His anti-Communist sentiments led Mr. Wayne to help found the Motion Picture Alliance for the Preservation of American Ideals in 1944, and he was its president for two terms.
The organization, which eventually disbanded, was accused of having given the names of suspected Communists in the film industry to the House Committee on Un-American Activities, although Mr. Wayne said later that he had never been party to any such thing.
Once, interviewed about civil rights, he said: “I believe in white supremacy until the blacks are educated to the point of responsibility. I don’t believe in giving authority and positions of leadership and judgment to irresponsible people.”
He said that when he was in school, he was a “socialist,” but not for long. He said that he was a rebel, but not one like the youngsters of the late 60’s.

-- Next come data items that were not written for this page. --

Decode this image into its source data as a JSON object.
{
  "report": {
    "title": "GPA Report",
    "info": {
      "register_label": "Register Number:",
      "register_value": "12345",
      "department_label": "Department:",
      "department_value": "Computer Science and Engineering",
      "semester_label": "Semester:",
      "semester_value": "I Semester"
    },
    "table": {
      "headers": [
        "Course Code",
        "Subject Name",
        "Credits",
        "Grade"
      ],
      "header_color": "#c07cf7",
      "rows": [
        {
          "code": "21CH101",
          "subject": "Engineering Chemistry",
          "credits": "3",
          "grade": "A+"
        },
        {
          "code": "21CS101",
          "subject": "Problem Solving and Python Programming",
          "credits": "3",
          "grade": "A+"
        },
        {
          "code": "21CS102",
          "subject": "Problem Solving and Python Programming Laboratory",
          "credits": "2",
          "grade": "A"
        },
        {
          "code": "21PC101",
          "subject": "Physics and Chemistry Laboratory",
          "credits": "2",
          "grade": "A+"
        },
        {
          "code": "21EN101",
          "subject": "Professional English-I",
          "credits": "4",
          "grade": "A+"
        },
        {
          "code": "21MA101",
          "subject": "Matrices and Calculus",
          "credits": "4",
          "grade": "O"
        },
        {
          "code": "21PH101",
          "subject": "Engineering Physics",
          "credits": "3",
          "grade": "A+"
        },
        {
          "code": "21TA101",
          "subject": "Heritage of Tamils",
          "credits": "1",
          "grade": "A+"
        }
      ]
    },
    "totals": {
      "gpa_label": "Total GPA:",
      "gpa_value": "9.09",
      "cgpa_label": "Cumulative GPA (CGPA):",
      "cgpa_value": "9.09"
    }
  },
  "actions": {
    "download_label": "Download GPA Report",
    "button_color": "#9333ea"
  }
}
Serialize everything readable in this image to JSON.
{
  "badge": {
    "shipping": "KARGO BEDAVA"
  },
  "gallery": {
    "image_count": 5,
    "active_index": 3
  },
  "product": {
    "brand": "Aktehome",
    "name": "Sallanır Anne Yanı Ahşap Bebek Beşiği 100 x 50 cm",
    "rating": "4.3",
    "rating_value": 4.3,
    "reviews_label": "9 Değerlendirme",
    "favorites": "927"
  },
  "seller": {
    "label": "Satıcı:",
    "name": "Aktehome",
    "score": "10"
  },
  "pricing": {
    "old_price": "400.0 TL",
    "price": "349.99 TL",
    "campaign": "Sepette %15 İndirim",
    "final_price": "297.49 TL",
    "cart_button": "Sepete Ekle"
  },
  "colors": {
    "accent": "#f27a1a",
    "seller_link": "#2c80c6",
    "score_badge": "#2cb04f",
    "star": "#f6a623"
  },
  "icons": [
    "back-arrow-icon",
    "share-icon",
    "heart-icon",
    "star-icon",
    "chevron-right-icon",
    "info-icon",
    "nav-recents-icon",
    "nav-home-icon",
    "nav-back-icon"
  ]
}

“Mine is a rebellion against the monotony of life,” he said. “The rebellion in these kids– particularly the S.D.S.’ers and those groups–seems to be a kind of dissension by rote.”
In his later years, Mr. Wayne, who had invested in oil and also in a shrimp business in Panama, among other things, became more financially conservative than he had been. He had not kept a very tight hand on his money earlier, and at one point realized he was not as well off as he had thought.
However, he was not impoverished. He lived with his third wife, Pilar Palette Wayne, who was born in Peru, in an 11-room, seven-bathroom, $175,000 house in Newport Beach, Calif., where he had a 135-foot yacht. He owned cattle ranches in Stanfield and Springerville, Ariz.
Mr. Wayne’s first two marriages, to Josephine Saenz and Esperanzo Bauer, also Latin Americans, ended in divorces. He had seven children from his marriages, and more than 15 grandchildren.